The agent saves your preference as a “feedback” memory note, then either tries an alternative or asks you a clarifying question. The net effect is that the same proposal won’t keep coming back in future runs.
How long the agent waits
When a tool is set to Approval Required, the default wait time depends on the tool type:
- Code execution — about 5 minutes
- Driving a computer screen — about 10 minutes
- Installing a skill — up to 1 hour (so you can read the skill’s contents)
- Everything else — the default value
For schedule and heartbeat runs, these times are automatically multiplied by 4. For webhook runs, they are multiplied by 2. A single approval will never wait more than 24 hours total.

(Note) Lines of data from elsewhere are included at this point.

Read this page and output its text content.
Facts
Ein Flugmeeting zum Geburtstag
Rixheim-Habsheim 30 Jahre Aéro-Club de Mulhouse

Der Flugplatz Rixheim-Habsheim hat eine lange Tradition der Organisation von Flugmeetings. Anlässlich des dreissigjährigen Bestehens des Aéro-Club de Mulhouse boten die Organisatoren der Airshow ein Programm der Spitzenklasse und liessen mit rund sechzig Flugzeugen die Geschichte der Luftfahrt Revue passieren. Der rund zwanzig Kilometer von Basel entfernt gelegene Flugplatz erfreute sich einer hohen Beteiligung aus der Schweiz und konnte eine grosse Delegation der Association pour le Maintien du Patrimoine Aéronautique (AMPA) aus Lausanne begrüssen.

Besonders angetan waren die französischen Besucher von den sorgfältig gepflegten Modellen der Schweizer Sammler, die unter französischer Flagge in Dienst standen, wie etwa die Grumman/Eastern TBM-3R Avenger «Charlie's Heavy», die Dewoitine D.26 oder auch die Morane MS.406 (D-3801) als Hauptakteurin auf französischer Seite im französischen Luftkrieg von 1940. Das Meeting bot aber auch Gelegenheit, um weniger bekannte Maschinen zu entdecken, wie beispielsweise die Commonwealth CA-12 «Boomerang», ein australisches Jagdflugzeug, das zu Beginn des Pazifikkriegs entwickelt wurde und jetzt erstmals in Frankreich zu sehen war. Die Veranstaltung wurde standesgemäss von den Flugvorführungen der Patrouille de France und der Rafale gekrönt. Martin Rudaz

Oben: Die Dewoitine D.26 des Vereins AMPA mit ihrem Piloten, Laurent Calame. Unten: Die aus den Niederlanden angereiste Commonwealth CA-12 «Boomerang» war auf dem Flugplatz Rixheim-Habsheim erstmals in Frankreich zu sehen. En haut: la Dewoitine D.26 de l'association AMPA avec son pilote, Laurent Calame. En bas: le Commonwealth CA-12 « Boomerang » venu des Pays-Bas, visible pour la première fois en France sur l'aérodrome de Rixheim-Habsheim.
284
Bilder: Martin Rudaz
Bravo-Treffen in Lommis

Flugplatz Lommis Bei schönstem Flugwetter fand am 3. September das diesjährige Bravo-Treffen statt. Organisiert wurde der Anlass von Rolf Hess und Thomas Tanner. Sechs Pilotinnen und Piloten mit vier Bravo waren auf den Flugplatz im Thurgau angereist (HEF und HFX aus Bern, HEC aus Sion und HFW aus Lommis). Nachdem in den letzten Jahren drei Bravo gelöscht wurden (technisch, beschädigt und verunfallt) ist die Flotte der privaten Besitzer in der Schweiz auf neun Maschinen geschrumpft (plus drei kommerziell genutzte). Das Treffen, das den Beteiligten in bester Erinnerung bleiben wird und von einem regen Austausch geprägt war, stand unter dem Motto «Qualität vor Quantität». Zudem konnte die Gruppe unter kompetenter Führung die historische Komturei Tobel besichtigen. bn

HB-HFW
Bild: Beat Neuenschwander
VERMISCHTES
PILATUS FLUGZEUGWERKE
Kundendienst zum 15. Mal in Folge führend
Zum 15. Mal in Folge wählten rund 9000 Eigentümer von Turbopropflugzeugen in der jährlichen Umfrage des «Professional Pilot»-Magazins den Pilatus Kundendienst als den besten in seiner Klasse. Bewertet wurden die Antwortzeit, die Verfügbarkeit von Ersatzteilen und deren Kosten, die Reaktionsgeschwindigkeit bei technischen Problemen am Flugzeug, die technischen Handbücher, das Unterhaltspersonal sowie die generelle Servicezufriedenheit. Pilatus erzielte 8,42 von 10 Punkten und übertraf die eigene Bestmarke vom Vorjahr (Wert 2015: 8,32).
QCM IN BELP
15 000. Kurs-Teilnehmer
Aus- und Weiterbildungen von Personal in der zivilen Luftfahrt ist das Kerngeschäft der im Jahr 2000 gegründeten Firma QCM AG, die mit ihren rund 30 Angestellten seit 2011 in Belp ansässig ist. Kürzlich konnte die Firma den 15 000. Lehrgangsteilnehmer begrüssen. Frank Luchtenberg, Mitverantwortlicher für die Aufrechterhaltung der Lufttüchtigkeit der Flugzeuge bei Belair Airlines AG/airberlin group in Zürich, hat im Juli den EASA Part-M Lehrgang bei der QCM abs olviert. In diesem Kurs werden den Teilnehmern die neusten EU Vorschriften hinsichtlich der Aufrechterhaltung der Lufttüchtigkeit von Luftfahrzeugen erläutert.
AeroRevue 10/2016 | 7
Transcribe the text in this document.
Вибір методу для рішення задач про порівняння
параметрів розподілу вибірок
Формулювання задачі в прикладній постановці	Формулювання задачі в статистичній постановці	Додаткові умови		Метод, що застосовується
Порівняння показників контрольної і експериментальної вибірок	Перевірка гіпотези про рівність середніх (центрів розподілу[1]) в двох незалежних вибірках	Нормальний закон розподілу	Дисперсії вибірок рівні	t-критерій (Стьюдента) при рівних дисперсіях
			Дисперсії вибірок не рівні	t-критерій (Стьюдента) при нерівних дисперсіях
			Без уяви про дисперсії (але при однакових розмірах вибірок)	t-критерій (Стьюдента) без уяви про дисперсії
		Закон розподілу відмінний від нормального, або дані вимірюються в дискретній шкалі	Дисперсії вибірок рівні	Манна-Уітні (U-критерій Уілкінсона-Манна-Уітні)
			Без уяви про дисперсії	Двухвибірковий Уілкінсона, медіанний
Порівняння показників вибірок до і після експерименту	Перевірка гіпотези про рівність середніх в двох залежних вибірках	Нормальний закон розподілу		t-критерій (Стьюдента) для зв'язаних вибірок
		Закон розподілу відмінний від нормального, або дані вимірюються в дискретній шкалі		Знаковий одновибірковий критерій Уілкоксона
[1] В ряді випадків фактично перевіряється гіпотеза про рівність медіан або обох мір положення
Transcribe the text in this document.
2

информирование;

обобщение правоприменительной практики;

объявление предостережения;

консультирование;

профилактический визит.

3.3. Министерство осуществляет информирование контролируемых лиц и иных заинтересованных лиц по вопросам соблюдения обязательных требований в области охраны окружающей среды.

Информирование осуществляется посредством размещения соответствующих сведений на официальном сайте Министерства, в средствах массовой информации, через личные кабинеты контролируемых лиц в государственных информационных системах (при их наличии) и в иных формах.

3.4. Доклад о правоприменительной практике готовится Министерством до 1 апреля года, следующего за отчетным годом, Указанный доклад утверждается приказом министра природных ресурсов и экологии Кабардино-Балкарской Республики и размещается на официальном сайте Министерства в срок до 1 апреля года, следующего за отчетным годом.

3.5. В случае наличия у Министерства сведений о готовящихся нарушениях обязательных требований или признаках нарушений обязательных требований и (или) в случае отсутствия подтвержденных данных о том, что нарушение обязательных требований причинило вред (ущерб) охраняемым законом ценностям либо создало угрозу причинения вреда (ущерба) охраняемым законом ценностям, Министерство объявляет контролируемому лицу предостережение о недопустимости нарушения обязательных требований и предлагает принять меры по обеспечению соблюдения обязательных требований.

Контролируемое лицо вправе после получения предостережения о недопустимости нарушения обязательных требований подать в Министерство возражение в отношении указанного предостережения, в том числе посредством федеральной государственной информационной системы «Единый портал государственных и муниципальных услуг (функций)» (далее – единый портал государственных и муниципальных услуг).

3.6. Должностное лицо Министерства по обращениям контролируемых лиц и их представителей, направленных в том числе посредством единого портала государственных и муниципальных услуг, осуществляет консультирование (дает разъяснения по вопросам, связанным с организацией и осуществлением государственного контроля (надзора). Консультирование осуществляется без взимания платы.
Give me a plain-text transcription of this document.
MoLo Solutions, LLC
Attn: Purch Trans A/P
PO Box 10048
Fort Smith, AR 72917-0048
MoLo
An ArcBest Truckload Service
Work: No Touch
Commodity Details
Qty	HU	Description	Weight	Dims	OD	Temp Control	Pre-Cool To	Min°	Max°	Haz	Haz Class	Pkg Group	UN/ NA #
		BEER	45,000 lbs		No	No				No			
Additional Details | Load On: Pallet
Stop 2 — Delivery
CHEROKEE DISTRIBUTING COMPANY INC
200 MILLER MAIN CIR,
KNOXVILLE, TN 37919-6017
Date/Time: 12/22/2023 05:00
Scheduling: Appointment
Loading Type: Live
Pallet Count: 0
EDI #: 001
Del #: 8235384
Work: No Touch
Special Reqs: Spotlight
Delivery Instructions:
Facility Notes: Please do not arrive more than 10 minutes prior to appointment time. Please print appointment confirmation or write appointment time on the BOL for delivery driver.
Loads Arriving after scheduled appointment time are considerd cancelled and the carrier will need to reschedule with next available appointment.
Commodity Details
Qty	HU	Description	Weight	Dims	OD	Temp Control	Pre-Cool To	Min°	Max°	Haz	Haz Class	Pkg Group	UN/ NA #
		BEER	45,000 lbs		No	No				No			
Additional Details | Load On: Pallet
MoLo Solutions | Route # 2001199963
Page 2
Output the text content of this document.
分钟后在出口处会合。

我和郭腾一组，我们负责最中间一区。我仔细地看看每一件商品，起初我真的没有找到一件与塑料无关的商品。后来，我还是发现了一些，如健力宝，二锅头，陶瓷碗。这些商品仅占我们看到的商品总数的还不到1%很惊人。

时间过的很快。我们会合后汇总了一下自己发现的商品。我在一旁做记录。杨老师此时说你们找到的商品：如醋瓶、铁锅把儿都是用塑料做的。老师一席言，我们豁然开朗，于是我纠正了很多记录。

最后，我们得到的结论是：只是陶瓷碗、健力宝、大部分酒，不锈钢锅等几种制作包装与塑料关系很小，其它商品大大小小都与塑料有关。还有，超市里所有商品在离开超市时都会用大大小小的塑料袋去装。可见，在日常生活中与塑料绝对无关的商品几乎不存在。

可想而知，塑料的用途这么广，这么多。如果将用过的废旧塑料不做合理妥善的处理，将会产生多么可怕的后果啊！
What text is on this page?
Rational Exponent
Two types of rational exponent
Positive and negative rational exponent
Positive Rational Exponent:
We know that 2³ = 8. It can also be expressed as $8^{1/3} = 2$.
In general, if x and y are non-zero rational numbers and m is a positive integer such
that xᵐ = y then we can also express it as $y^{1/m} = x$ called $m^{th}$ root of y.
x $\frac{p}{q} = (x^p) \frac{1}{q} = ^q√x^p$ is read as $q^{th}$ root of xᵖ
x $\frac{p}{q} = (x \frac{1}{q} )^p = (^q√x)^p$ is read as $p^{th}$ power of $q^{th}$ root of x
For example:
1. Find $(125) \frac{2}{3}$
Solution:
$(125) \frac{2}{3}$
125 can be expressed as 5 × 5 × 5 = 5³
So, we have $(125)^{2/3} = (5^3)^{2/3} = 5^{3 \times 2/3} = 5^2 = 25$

Approvals in Shared (Snapshot) mode
When you open an agent via a share link (/share/...) or embed (/embed/...), the external session runs against a fixed allowlist of safe tools. Tools that require approval — like skill installs or agent creation — are not available in that session at all, so no card appears for them.
However, tools that are in the allowlist can still generate dynamic approval cards in some circumstances (for example, a browser action that reaches a high-risk element). External visitors may see those cards, but their responses have no lasting effect on your agent’s settings. When you use the same agent directly as its owner, the full approval policy applies as normal.